• Register

What storage hardware should I use for a LOCKSS node?

+1 vote

I am planning to set up a LOCKSS (“Lots Of Copies Keep Stuff Safe”) node for a small PLN (“Private Locks Network”) intended to safely store research and publication data from a few universities.

A partner in this PLN recommended against using a RAID (“Redundant Array of Inexpensive Disks”) for storage because RAID controllers can be buggy, leading to a complete loss of all data stored on this node. On the other hand, most data centers rely on RAso it cannot be all that bad. LOCKSS was designed for commodity hardware, but at a university, it can be more difficult to get a consumer-grade computer with a cheap external USB hard drive than to get a server with redundant storage or a virtual machine running on enterprise-class hardware.

In my mind, the two technologies should complement each other fairly well: LOCKSS guards against bitrot and other inconsistencies in the files, and RAID avoids data loss when a hard drive fails. Are there serious reasons for not running a LOCKSS node on a server with RAID storage? How about using a virtual machine?

Original Question from DP Stack Exchange by Christian Pietsch.

asked Jul 23, 2014 by jeffersonbailey (380 points)

2 Answers

0 votes

De Montfort University is a part of the UK LOCKSS Alliance and public LOCKSS network. We considered and rejected using RAID and currently have 4 separate disks in a separate server.

  • If the RAID disks were bought at the same time they could all be a part of the same batch with similar vulnerabilities;
  • The duplication within RAID can be considered wasteful given the duplication of content with a PLN.

LOCKSS can be put on a virtual server, but is a busy service and may not play nicely with any other co-hosted servers.

Original Answer from Digital Preservation Stack Exchange by Fulup

answered Jul 23, 2014 by jeffersonbailey (380 points)
Original Comments from Digital Preservation Stack Exchange:

- Christian Pietsch: Thank you for answering the VM aspect of my question. Can you please elaborate on how you use the 4 separate disks you mentioned? Is there any redundancy between them locally, e.g. do you rsync one drive to another regularly or something like that?

- Fulup: We have just added disks when they become full, there is no synching between them. The first disk was about 250GB, when that filled up we added a 750-GB disk. As that too became full we added two 2TB disks and add content to them evenly. As they fill we are likely to swap the first two disks for two larger ones and migrate the content onto them. At that point, however, we might also be looking at other disk arrangements (e.g RAID).
0 votes

I work with the MetaArchive, a PLN with 20+ members distributed internationally.

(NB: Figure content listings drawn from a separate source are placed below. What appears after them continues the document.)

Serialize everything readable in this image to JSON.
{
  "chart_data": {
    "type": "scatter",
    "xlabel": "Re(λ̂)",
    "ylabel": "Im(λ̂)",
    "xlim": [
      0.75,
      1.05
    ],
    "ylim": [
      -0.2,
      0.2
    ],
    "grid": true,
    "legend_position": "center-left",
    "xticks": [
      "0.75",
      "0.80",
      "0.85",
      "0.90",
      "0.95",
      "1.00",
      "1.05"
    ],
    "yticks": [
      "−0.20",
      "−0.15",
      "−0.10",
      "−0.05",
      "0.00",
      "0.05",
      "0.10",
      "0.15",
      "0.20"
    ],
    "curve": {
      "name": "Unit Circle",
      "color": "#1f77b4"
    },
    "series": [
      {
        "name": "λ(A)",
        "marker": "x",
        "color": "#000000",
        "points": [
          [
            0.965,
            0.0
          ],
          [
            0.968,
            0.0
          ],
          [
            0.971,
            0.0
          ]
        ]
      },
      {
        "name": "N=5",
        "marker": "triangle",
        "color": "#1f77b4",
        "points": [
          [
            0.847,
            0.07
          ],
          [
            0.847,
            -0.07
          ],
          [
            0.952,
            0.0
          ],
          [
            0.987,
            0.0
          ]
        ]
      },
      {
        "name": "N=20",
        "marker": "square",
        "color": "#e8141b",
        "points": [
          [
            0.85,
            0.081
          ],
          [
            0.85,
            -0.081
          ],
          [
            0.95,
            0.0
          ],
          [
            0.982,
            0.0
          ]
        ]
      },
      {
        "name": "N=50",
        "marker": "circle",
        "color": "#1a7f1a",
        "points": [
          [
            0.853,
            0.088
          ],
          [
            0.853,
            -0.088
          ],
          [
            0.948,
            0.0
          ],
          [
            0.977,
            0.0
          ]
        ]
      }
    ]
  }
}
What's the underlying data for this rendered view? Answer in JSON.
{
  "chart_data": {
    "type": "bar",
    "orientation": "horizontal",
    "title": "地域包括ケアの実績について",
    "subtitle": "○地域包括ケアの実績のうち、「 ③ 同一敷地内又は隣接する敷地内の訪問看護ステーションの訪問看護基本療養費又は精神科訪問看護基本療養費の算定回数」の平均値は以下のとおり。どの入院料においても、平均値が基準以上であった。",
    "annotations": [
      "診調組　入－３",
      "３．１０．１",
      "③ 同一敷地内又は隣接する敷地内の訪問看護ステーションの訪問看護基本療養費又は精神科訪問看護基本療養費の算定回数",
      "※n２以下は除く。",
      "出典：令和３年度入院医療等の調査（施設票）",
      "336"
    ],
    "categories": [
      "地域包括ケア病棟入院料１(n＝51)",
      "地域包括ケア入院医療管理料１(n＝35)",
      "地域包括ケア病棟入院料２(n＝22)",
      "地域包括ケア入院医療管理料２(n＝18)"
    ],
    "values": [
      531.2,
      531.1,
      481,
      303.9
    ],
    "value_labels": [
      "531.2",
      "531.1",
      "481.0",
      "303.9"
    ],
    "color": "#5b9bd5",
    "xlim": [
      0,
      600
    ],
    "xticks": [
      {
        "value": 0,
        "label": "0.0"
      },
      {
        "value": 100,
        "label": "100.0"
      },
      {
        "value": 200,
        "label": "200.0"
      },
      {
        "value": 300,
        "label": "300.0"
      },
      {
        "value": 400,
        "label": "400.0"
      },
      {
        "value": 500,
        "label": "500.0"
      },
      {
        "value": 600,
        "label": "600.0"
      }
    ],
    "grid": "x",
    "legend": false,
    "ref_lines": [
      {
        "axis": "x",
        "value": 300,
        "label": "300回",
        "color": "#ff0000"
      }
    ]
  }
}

RAID is not a perfect solution. A bad controller can destroy data on a drive. Another problem is the write hole phenomenon in certain configurations like RAID1 and RAID5, where data being written between drives during a power failure is lost silently. And the potential of loss due to random bit flips is not completely mitigated with RAID. Even with multiple levels of parity information, a full array reconstruction can contain an error during the read/write operations. See here for an explanation of the math.

Despite all of those imperfections, RAID is still a very good tool to use for us.

  • RAID allows you to construct storage pools much larger than a single hard drive. The hard drives currently max out at 4tb. MetaArchive caches are 11-22tb. Constructing a large pool means the cache admin does not have to manage exactly where the data resides on a disk, which can become complex as collections grow over time. We can manage collections at a cache level instead of tracking Archival Unit 1 on Disk 2, Archival Unit 2 on Disk 4, etc.
  • With RAID5 and RAID6, if 1 hard drive fails, the array can be rebuilt by plugging in a new drive and using the remaining drives to reconstruct the array automatically. Since MetaArchive caches are distributed internationally, this is much cheaper than waiting for other caches to request new copies of data.

We believe we are protect from RAID's imperfections because our LOCKSS system maintains 7 copies of all content. Write hole, bit flip, and controller errors can be found and healed when LOCKSS compares those copies.

We've seen success with a variety of configurations including virtual and rack-mounted. For reference, our recommended hardware configuration for 2014 is on page 3 of this document. http://www.metaarchive.org/public/resources/charter_member/ma_2014technicalspecifications.pdf


answered Jul 23, 2014 by nkrabben (1,990 points)